Men who have testicular cancer may have hormone therapy with drugs that prevent their bodies from making testosterone. This treatment can relieve hot flashes and other symptoms and help maintain bone strength. Men who have this type of cancer may also need to take other medicines to prevent bone loss, such as calcitonin and alendronate.

The side effects of hormone therapy can be managed with different medicines and lifestyle changes, such as eating a nutritious diet, exercising regularly, not smoking, managing stress and avoiding alcohol. Most of these side effects go away or get better over time.

Talk to your cancer doctor, who is called an oncologist, about hormone therapy and the possible side effects. Your oncologist can recommend ways to control or avoid the side effects of hormone therapy. You should be sure to keep all follow-up appointments and routine screenings during hormone therapy, including mammograms and pelvic exams.

What are the long-term side effects of hormone therapy?

Depending on what kind of hormone therapy you have, how long you take it for and your overall health, there could be side effects that last for a short time or longer. These can include hot flushes, sweating and tiredness. It can also affect fertility and sexuality and cause bones to weaken and break more easily (osteoporosis). Hormone therapy can also cause a decrease in the appetite and changes in bowel habits. Your doctor or nurse will keep an eye on any side effects you have and can help you manage them.
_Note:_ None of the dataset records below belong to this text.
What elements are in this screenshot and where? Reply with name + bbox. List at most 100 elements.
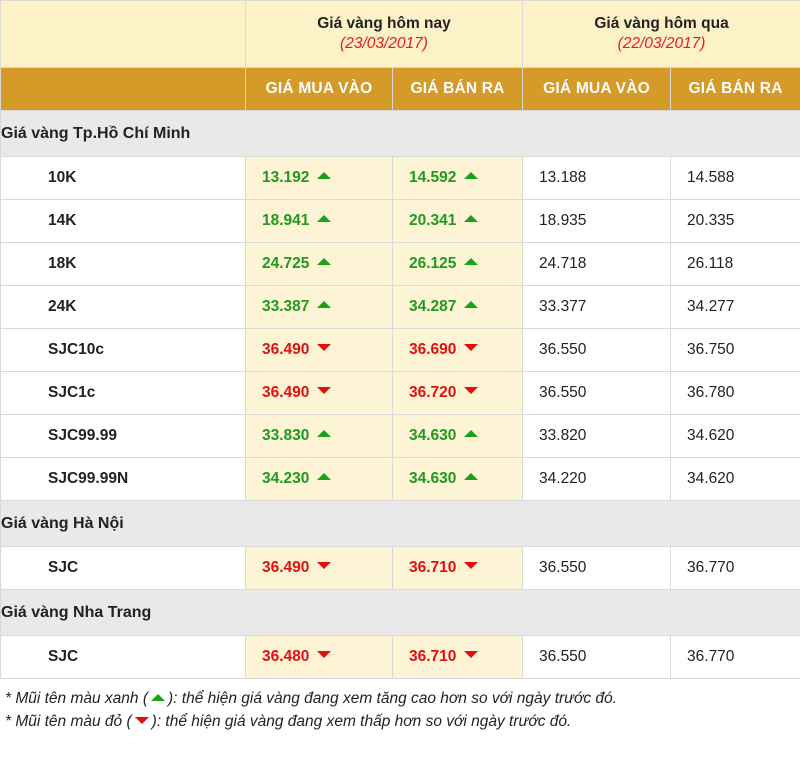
gold-type: SJC99.99 <box>0 414 246 458</box>
note-green-prefix: * Mũi tên màu xanh ( <box>5 690 149 707</box>
gold-type: SJC <box>0 546 246 590</box>
gold-type: SJC1c <box>0 371 246 415</box>
legend-notes: * Mũi tên màu xanh ( ): thể hiện giá vàng… <box>0 679 800 733</box>
table-row: SJC1c 36.490 36.720 36.550 36.780 <box>0 371 800 415</box>
group-name: Giá vàng Hà Nội <box>0 500 800 547</box>
table-row: SJC99.99 33.830 34.630 33.820 34.620 <box>0 414 800 458</box>
today-sell-value: 14.592 <box>409 169 457 186</box>
table-row: SJC10c 36.490 36.690 36.550 36.750 <box>0 328 800 372</box>
today-buy-value: 36.480 <box>262 648 310 665</box>
header-empty-cell <box>0 0 246 68</box>
today-sell-cell: 34.630 <box>391 457 524 501</box>
arrow-up-icon <box>464 172 479 180</box>
today-buy-value: 13.192 <box>262 169 310 186</box>
today-sell-value: 36.710 <box>409 559 457 576</box>
group-name: Giá vàng Nha Trang <box>0 589 800 636</box>
arrow-up-icon <box>317 301 332 309</box>
prev-sell-value: 20.335 <box>670 199 800 243</box>
gold-type: SJC10c <box>0 328 246 372</box>
today-buy-cell: 34.230 <box>245 457 393 501</box>
prev-buy-value: 24.718 <box>522 242 672 286</box>
arrow-down-icon <box>317 651 332 659</box>
table-row: SJC 36.480 36.710 36.550 36.770 <box>0 635 800 679</box>
table-row: 10K 13.192 14.592 13.188 14.588 <box>0 156 800 200</box>
today-buy-value: 36.490 <box>262 559 310 576</box>
today-sell-value: 36.720 <box>409 384 457 401</box>
arrow-up-icon <box>464 215 479 223</box>
today-sell-cell: 36.690 <box>391 328 524 372</box>
arrow-down-icon <box>317 562 332 570</box>
prev-sell-value: 36.780 <box>670 371 800 415</box>
prev-buy-value: 36.550 <box>522 371 672 415</box>
col-today-buy: GIÁ MUA VÀO <box>245 67 393 111</box>
prev-sell-value: 34.620 <box>670 457 800 501</box>
yesterday-date: (22/03/2017) <box>617 35 706 52</box>
today-sell-cell: 14.592 <box>391 156 524 200</box>
today-sell-cell: 36.710 <box>391 546 524 590</box>
today-sell-cell: 36.710 <box>391 635 524 679</box>
prev-buy-value: 13.188 <box>522 156 672 200</box>
today-sell-value: 34.287 <box>409 298 457 315</box>
prev-buy-value: 18.935 <box>522 199 672 243</box>
today-sell-value: 34.630 <box>409 470 457 487</box>
header-yesterday: Giá vàng hôm qua (22/03/2017) <box>522 0 800 68</box>
today-sell-value: 34.630 <box>409 427 457 444</box>
today-title: Giá vàng hôm nay <box>317 15 451 32</box>
today-buy-cell: 33.830 <box>245 414 393 458</box>
header-today: Giá vàng hôm nay (23/03/2017) <box>244 0 524 68</box>
arrow-down-icon <box>464 562 479 570</box>
arrow-up-icon <box>317 473 332 481</box>
prev-sell-value: 26.118 <box>670 242 800 286</box>
today-buy-cell: 36.480 <box>245 635 393 679</box>
today-sell-value: 26.125 <box>409 255 457 272</box>
today-buy-cell: 36.490 <box>245 371 393 415</box>
gold-price-table: Giá vàng hôm nay (23/03/2017) Giá vàng h… <box>0 0 800 679</box>
prev-sell-value: 36.770 <box>670 546 800 590</box>
today-buy-cell: 24.725 <box>245 242 393 286</box>
arrow-up-icon <box>464 473 479 481</box>
today-buy-value: 33.387 <box>262 298 310 315</box>
red-down-arrow-icon <box>134 716 149 724</box>
header-row-columns: GIÁ MUA VÀO GIÁ BÁN RA GIÁ MUA VÀO GIÁ B… <box>0 67 800 111</box>
gold-price-table-body: Giá vàng hôm nay (23/03/2017) Giá vàng h… <box>0 0 800 679</box>
header-blank <box>0 67 246 111</box>
group-name: Giá vàng Tp.Hồ Chí Minh <box>0 110 800 157</box>
group-row: Giá vàng Nha Trang <box>0 589 800 636</box>
arrow-down-icon <box>464 651 479 659</box>
prev-sell-value: 34.277 <box>670 285 800 329</box>
arrow-down-icon <box>317 387 332 395</box>
arrow-up-icon <box>317 258 332 266</box>
today-sell-cell: 20.341 <box>391 199 524 243</box>
arrow-down-icon <box>464 387 479 395</box>
table-row: 14K 18.941 20.341 18.935 20.335 <box>0 199 800 243</box>
today-sell-cell: 34.630 <box>391 414 524 458</box>
today-buy-value: 24.725 <box>262 255 310 272</box>
col-prev-sell: GIÁ BÁN RA <box>670 67 800 111</box>
today-buy-cell: 36.490 <box>245 328 393 372</box>
arrow-down-icon <box>464 344 479 352</box>
arrow-up-icon <box>317 172 332 180</box>
yesterday-title: Giá vàng hôm qua <box>594 15 729 32</box>
prev-buy-value: 36.550 <box>522 546 672 590</box>
group-row: Giá vàng Tp.Hồ Chí Minh <box>0 110 800 157</box>
table-row: SJC 36.490 36.710 36.550 36.770 <box>0 546 800 590</box>
today-sell-value: 36.710 <box>409 648 457 665</box>
table-row: SJC99.99N 34.230 34.630 34.220 34.620 <box>0 457 800 501</box>
col-prev-buy: GIÁ MUA VÀO <box>522 67 672 111</box>
today-sell-value: 36.690 <box>409 341 457 358</box>
arrow-up-icon <box>464 258 479 266</box>
arrow-down-icon <box>317 344 332 352</box>
note-green: * Mũi tên màu xanh ( ): thể hiện giá vàng… <box>5 688 800 711</box>
prev-buy-value: 33.820 <box>522 414 672 458</box>
today-buy-value: 18.941 <box>262 212 310 229</box>
today-buy-value: 33.830 <box>262 427 310 444</box>
header-row-dates: Giá vàng hôm nay (23/03/2017) Giá vàng h… <box>0 0 800 68</box>
arrow-up-icon <box>464 430 479 438</box>
today-sell-cell: 36.720 <box>391 371 524 415</box>
today-buy-value: 36.490 <box>262 384 310 401</box>
today-buy-value: 34.230 <box>262 470 310 487</box>
arrow-up-icon <box>317 215 332 223</box>
note-green-suffix: ): thể hiện giá vàng đang xem tăng cao h… <box>168 690 617 707</box>
today-buy-cell: 13.192 <box>245 156 393 200</box>
today-sell-cell: 26.125 <box>391 242 524 286</box>
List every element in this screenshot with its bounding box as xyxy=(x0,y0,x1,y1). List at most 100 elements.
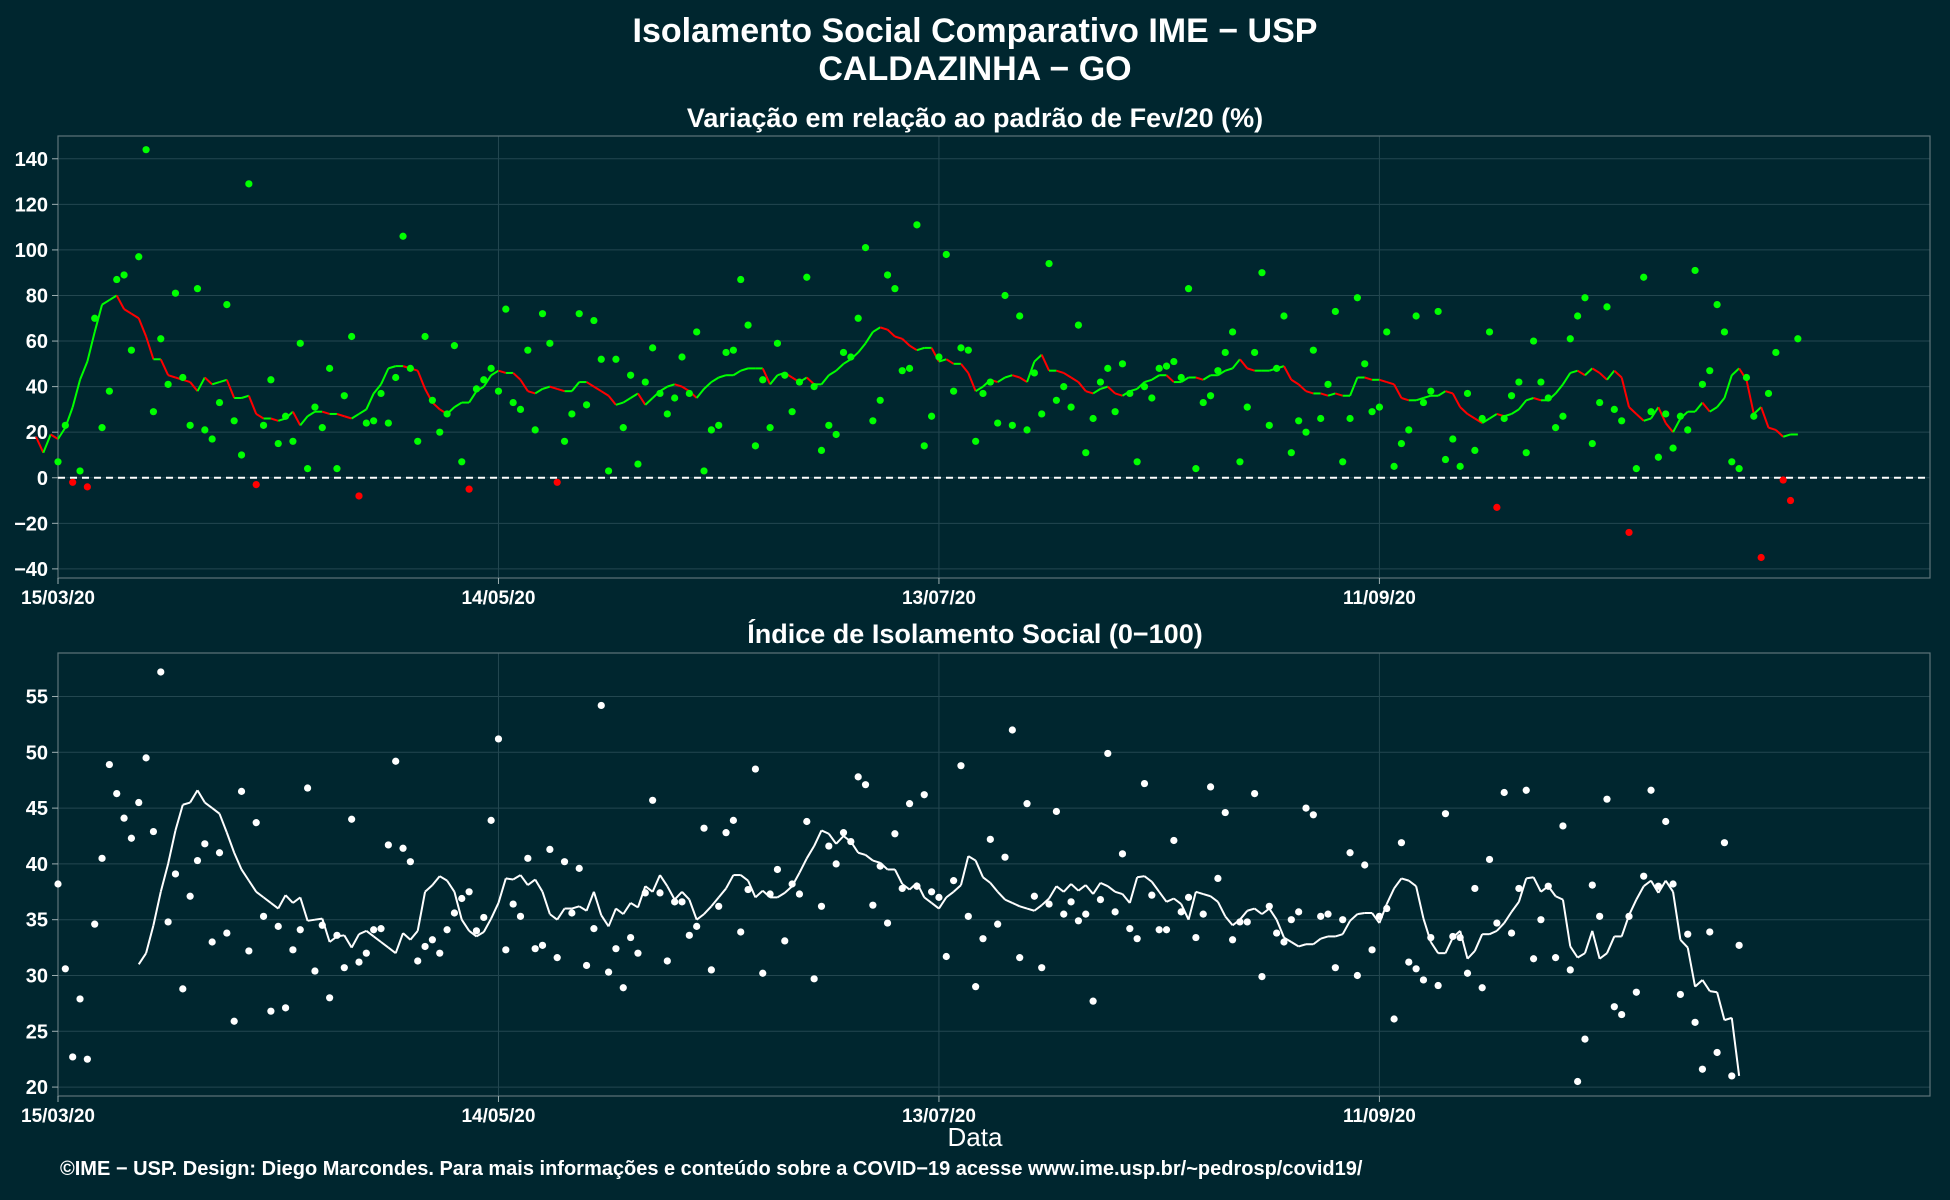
data-point xyxy=(406,364,414,372)
data-point xyxy=(171,289,180,297)
data-point xyxy=(1720,328,1729,336)
moving-average-segment xyxy=(1085,390,1094,395)
data-point xyxy=(1478,414,1486,423)
data-point xyxy=(1082,449,1090,457)
moving-average-segment xyxy=(1349,377,1359,397)
moving-average-segment xyxy=(1591,930,1601,960)
data-point xyxy=(751,765,760,773)
moving-average-segment xyxy=(1128,877,1139,904)
data-point xyxy=(1324,910,1332,918)
data-point xyxy=(582,401,591,409)
data-point xyxy=(876,396,884,404)
moving-average-segment xyxy=(1100,881,1109,888)
moving-average-segment xyxy=(1526,876,1534,880)
moving-average-segment xyxy=(225,832,236,854)
data-point xyxy=(1243,403,1251,411)
data-point xyxy=(1126,389,1134,398)
data-point xyxy=(223,300,231,309)
data-point xyxy=(876,862,884,870)
moving-average-segment xyxy=(974,860,984,878)
moving-average-segment xyxy=(211,381,220,386)
moving-average-segment xyxy=(607,908,617,927)
moving-average-segment xyxy=(351,413,360,420)
data-point xyxy=(502,305,510,313)
moving-average-segment xyxy=(1004,898,1013,904)
moving-average-segment xyxy=(1393,877,1403,890)
data-point xyxy=(1493,503,1501,511)
moving-average-segment xyxy=(1158,891,1168,903)
y-tick-label: 25 xyxy=(26,1021,48,1043)
moving-average-segment xyxy=(1503,911,1513,924)
y-tick-label: 100 xyxy=(15,240,48,262)
moving-average-segment xyxy=(344,415,352,420)
moving-average-segment xyxy=(1768,426,1777,431)
x-tick-label: 11/09/20 xyxy=(1343,588,1416,609)
moving-average-segment xyxy=(482,918,493,933)
data-point xyxy=(1603,303,1611,311)
moving-average-segment xyxy=(365,930,375,938)
moving-average-segment xyxy=(967,855,977,862)
moving-average-segment xyxy=(923,896,933,904)
moving-average-segment xyxy=(622,902,632,915)
moving-average-segment xyxy=(137,317,148,337)
moving-average-segment xyxy=(1364,376,1373,381)
data-point xyxy=(986,378,994,386)
data-point xyxy=(1419,398,1428,407)
moving-average-segment xyxy=(637,392,647,406)
data-point xyxy=(1155,926,1163,934)
moving-average-segment xyxy=(1584,367,1593,376)
data-point xyxy=(458,458,466,466)
moving-average-segment xyxy=(1056,369,1065,374)
moving-average-segment xyxy=(1606,370,1616,381)
data-point xyxy=(370,926,378,934)
moving-average-segment xyxy=(1709,990,1718,994)
moving-average-segment xyxy=(123,308,132,315)
moving-average-segment xyxy=(453,891,463,920)
data-point xyxy=(1552,424,1560,432)
moving-average-segment xyxy=(1283,936,1292,943)
data-point xyxy=(1603,795,1611,803)
moving-average-segment xyxy=(761,367,772,385)
moving-average-segment xyxy=(196,789,206,804)
data-point xyxy=(392,757,400,765)
data-point xyxy=(751,442,760,450)
moving-average-segment xyxy=(1092,388,1101,395)
data-point xyxy=(1500,414,1508,423)
data-point xyxy=(1522,449,1530,457)
data-point xyxy=(759,376,767,384)
moving-average-segment xyxy=(710,376,720,383)
data-point xyxy=(766,890,774,898)
moving-average-segment xyxy=(270,902,279,910)
data-point xyxy=(1669,444,1677,452)
data-point xyxy=(1273,364,1281,372)
data-point xyxy=(1177,373,1185,382)
data-point xyxy=(619,984,627,992)
moving-average-segment xyxy=(1459,406,1469,415)
moving-average-segment xyxy=(1628,899,1638,916)
data-point xyxy=(1552,954,1560,962)
x-tick-label: 15/03/20 xyxy=(21,1106,95,1127)
moving-average-segment xyxy=(1092,882,1102,895)
data-point xyxy=(230,417,238,425)
data-point xyxy=(215,398,224,407)
data-point xyxy=(1184,893,1193,901)
moving-average-segment xyxy=(497,878,507,904)
data-point xyxy=(1654,882,1662,890)
data-point xyxy=(693,922,701,930)
moving-average-segment xyxy=(372,383,382,395)
data-point xyxy=(333,465,341,473)
data-point xyxy=(1236,458,1244,466)
data-point xyxy=(458,894,466,903)
data-point xyxy=(1074,321,1083,329)
moving-average-segment xyxy=(1180,903,1190,921)
moving-average-segment xyxy=(1209,895,1219,903)
moving-average-segment xyxy=(182,801,191,806)
data-point xyxy=(1265,421,1273,429)
moving-average-segment xyxy=(1224,915,1234,926)
moving-average-segment xyxy=(989,882,999,893)
data-point xyxy=(149,827,158,836)
data-point xyxy=(1089,997,1097,1005)
data-point xyxy=(1537,378,1545,386)
data-point xyxy=(1456,462,1464,470)
y-tick-label: 80 xyxy=(26,285,48,307)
A decrease in libido can be a side effect of some hormone treatments, especially when combined with androgen deprivation therapy (ADT). If you are concerned about this, there are medicines you can take to improve your sex drive. You can also discuss the issue with your partner, GP or specialist nurse.

Some men find that they have less energy and a lack of interest in things like work or hobbies while on hormone treatment. If you have trouble coping with these changes, talking with your family, friends or a counsellor can help.

Your hormone therapy can increase your risk of blood clots, heart disease and type-2 diabetes. Having a healthy diet, taking regular exercise and keeping in close contact with your GP can help prevent these side effects.

You may have muscle or joint pain while on hormone therapy. Taking a medicine to ease this such as acetaminophen (Tylenol) can help. You might also have a lower level of testosterone and a change in your appearance (such as facial hair or less body fat). Some men find this can be distressing, but there are ways to cope.

If your PSA level falls and stays low, it usually means that the cancer has been controlled by your hormone therapy. However, if your PSA levels rise again, it may be a sign that the cancer has come back and you might need further treatment. Your doctor will monitor your PSA regularly and will talk to you about further treatment options. A study has shown that adding the chemotherapy drug docetaxel to ADT can improve the chance of a good outcome for men with advanced prostate cancer. The combination is more effective than ADT alone.